Notice that the first ten games for each team for each season have zeros for the statistics. We thus need to drop these games from our final averaged results. To do so, we just need to select all rows such that some stat's averages are valid numbers.

In [25]:
parsed_data = df[(df["WfgaAvg"] != 0) & (df["LfgaAvg"] != 0)]

In [26]:
parsed_data.head()

Unnamed: 0,Season,Daynum,Wteam,Wscore,Lteam,Lscore,Wloc,Numot,Wfgm,Wfga,...,LastAvg,LtoAvg,LstlAvg,LblkAvg,LpfAvg,LefgAvg,LortgAvg,LdrtgAvg,LpaceAvg,Lelo
1297,2003,54,1182,71,1198,68,A,1,27,56,...,10.2,18.8,9.3,2.7,19.8,0.448533,89.090745,102.665032,67.659421,1478
1335,2003,54,1337,116,1114,110,N,2,41,84,...,13.5,17.7,6.9,3.0,18.7,0.54135,103.058254,109.588386,69.4765,1517
1355,2003,54,1390,81,1211,71,N,0,29,57,...,16.6,15.7,5.1,3.5,18.6,0.543031,111.970235,116.432606,69.981853,1545
1383,2003,55,1160,76,1260,72,N,0,27,55,...,12.9,13.9,7.4,3.2,22.5,0.47006,102.042134,115.081433,72.342199,1472
1407,2003,56,1108,74,1410,56,N,0,28,50,...,10.3,14.8,8.4,1.4,17.7,0.389098,85.55134,107.931222,63.999786,1429


As can be seen, all of our statistics are now valid, so we can now write it to a file and save it.

In [27]:
df.to_csv("data/averaged_data.csv" index=False)

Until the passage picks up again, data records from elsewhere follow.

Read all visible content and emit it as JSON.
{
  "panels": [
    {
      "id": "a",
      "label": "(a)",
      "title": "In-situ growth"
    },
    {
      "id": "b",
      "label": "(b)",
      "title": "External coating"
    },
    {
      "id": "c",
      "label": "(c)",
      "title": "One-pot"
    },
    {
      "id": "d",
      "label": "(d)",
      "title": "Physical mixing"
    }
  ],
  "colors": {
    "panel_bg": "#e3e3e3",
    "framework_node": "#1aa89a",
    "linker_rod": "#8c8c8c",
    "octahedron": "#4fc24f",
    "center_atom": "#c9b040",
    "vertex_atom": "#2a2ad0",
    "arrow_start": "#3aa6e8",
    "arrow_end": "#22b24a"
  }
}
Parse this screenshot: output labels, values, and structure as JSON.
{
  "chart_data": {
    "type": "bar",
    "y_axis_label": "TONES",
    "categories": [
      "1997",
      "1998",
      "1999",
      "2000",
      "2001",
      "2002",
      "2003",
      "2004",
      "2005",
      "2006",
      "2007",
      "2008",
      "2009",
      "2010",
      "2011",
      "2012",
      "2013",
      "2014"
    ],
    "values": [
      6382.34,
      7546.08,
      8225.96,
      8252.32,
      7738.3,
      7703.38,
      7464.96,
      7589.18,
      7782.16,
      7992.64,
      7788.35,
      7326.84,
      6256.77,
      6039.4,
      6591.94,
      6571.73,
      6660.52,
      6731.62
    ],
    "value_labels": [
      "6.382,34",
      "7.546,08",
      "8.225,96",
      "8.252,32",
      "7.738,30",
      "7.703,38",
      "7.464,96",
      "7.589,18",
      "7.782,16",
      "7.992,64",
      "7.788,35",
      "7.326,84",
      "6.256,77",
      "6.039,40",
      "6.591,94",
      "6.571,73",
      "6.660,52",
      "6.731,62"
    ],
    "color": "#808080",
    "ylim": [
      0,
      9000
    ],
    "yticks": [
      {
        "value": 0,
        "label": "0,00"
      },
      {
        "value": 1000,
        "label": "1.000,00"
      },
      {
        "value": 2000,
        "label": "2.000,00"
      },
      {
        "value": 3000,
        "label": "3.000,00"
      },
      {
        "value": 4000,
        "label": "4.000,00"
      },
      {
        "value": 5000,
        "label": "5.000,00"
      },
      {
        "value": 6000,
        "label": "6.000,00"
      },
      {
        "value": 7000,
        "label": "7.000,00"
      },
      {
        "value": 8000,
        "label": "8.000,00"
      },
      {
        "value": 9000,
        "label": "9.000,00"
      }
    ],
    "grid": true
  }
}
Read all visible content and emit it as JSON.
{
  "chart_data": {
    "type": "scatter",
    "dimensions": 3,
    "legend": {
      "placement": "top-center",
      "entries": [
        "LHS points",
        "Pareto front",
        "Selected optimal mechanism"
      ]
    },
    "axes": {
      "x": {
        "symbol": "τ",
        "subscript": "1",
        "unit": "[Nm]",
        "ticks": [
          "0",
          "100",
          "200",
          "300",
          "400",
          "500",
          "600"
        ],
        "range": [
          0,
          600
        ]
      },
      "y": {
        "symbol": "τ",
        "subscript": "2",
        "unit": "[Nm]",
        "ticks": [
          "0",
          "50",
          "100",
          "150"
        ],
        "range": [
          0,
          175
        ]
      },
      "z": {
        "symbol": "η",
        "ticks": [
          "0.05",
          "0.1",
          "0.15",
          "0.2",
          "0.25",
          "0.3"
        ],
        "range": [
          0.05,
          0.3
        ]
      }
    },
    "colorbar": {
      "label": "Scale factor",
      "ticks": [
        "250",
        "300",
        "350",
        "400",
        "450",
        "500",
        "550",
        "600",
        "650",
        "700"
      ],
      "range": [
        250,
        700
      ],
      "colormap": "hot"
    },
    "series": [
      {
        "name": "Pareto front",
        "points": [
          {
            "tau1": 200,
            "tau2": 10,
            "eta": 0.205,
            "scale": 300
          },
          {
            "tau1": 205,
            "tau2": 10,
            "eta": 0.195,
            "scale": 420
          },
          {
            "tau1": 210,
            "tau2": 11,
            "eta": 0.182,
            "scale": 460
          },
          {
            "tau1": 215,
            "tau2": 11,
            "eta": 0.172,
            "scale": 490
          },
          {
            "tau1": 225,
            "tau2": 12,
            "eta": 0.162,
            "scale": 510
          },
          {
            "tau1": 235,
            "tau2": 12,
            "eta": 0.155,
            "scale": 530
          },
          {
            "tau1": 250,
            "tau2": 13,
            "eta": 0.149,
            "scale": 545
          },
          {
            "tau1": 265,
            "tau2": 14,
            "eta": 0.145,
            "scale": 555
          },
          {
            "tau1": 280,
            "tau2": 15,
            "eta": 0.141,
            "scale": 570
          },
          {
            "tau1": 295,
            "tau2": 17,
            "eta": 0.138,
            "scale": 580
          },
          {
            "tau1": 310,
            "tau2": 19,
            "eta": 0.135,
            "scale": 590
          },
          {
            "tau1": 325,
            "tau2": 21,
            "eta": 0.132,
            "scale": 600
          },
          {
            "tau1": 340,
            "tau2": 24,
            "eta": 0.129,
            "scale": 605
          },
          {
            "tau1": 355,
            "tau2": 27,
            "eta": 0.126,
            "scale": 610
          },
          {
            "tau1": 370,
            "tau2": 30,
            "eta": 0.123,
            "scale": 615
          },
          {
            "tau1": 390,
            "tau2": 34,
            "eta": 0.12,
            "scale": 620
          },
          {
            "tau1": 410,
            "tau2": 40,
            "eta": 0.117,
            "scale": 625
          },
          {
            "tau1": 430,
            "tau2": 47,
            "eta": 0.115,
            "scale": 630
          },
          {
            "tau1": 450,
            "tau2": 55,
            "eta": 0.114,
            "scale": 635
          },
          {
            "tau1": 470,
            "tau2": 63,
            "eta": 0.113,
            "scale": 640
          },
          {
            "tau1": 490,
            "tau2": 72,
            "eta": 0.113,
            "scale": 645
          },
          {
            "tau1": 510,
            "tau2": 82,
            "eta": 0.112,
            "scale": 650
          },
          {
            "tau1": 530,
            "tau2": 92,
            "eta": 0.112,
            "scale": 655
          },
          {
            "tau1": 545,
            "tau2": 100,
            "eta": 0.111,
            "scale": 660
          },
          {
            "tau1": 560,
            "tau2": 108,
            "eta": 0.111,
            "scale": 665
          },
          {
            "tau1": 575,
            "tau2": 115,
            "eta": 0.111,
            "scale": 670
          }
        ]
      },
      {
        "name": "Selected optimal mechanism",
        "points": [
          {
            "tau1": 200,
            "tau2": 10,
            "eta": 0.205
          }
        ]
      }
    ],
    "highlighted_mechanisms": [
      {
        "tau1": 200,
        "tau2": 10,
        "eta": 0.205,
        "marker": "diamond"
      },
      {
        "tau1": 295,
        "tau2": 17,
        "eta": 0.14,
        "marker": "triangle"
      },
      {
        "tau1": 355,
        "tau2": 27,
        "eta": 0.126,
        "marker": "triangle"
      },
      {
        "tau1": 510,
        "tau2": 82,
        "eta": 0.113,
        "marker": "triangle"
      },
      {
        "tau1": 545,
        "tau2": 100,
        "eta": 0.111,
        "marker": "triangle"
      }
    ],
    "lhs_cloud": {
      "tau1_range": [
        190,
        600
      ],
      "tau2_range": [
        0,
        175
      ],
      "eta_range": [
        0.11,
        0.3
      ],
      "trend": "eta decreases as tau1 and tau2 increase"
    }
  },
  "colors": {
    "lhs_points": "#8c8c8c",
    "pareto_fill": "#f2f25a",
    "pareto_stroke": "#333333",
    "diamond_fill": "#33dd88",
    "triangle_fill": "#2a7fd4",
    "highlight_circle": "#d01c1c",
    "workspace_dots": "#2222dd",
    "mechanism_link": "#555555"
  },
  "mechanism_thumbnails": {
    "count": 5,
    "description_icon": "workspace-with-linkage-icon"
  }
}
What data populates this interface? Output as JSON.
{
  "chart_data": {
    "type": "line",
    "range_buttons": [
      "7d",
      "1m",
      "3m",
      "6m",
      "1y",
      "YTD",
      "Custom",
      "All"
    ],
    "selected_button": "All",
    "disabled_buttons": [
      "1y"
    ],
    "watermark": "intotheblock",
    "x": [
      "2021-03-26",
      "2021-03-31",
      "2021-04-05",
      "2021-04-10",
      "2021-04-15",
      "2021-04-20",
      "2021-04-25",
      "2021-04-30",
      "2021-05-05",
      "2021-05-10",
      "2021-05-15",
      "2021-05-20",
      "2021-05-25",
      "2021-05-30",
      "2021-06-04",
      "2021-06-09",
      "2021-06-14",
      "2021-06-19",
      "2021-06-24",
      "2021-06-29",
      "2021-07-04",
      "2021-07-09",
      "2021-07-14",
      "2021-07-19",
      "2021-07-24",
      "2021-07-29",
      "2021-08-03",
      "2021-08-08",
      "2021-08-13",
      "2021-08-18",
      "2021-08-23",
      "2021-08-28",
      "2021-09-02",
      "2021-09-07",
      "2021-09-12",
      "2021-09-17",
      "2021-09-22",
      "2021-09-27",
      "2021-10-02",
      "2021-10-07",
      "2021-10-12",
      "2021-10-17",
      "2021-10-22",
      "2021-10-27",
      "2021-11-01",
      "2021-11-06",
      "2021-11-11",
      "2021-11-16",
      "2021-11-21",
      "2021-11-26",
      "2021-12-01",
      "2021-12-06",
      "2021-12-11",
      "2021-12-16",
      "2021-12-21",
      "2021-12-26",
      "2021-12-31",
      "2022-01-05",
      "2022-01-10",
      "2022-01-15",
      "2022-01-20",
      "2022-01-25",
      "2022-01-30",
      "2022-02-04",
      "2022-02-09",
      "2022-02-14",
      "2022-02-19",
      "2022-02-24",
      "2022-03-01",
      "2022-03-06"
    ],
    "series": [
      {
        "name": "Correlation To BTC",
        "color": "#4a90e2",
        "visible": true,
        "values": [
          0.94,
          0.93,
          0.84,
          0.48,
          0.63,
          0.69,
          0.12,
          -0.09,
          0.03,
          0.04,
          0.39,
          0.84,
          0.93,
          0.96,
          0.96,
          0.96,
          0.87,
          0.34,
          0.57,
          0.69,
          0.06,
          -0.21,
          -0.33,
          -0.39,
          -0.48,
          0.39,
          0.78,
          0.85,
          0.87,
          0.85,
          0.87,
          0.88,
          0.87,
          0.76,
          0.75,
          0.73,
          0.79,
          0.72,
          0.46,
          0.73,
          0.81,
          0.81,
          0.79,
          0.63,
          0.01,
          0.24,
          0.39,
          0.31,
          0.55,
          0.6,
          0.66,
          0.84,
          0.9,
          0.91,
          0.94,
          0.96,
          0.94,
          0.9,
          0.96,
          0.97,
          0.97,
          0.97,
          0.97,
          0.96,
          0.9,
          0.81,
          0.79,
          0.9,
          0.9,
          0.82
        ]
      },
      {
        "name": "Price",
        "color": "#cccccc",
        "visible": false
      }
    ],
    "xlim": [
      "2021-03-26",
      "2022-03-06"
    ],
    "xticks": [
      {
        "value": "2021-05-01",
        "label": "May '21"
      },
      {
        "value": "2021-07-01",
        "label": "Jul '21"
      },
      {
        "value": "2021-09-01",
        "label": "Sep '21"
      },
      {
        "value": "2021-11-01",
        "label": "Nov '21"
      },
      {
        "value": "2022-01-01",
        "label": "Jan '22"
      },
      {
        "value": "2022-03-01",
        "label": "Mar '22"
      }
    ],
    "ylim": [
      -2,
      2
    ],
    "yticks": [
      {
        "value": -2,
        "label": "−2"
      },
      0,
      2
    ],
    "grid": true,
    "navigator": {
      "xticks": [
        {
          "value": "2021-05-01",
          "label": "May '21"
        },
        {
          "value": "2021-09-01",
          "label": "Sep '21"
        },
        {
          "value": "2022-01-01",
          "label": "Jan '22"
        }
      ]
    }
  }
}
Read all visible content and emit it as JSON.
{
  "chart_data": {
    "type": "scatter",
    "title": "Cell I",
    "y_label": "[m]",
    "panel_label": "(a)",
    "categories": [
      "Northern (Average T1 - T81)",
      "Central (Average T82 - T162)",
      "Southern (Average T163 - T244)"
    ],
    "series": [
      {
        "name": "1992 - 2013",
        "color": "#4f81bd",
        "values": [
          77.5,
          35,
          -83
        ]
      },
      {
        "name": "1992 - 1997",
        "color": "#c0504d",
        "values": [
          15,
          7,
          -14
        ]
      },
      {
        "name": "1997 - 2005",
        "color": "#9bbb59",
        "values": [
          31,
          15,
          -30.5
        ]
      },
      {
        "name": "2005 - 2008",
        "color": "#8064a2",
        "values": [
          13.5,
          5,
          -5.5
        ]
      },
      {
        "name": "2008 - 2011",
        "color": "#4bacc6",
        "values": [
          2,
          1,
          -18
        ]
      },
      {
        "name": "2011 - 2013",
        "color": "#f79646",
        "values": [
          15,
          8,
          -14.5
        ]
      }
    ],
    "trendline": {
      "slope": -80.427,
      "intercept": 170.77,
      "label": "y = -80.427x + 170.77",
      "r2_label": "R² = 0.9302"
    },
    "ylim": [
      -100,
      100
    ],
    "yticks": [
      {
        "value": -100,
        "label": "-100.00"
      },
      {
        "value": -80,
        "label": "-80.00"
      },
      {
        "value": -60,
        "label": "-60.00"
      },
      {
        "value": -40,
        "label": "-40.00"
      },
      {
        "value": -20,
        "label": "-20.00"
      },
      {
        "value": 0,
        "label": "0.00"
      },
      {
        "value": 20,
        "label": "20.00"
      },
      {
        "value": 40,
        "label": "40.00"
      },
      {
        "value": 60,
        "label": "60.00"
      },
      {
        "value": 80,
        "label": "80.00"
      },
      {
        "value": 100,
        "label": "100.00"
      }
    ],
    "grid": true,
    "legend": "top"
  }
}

This concludes the initial part of our data analysis; from this point on, we will not be creating any more features, and will instead move on into the direct analysis and prediction part of our project. To summarize, up to this point, we have:

1. Defined advanced statistics and wrote implementations for them
2. Used those statistics to generate more features from the initial data given to us.
3. Parsed the data and presented it in a way that will be accessible to our prediction model.

In the next part, I will pick up from where I left off, and go through my initial steps in forming a simple prediction model.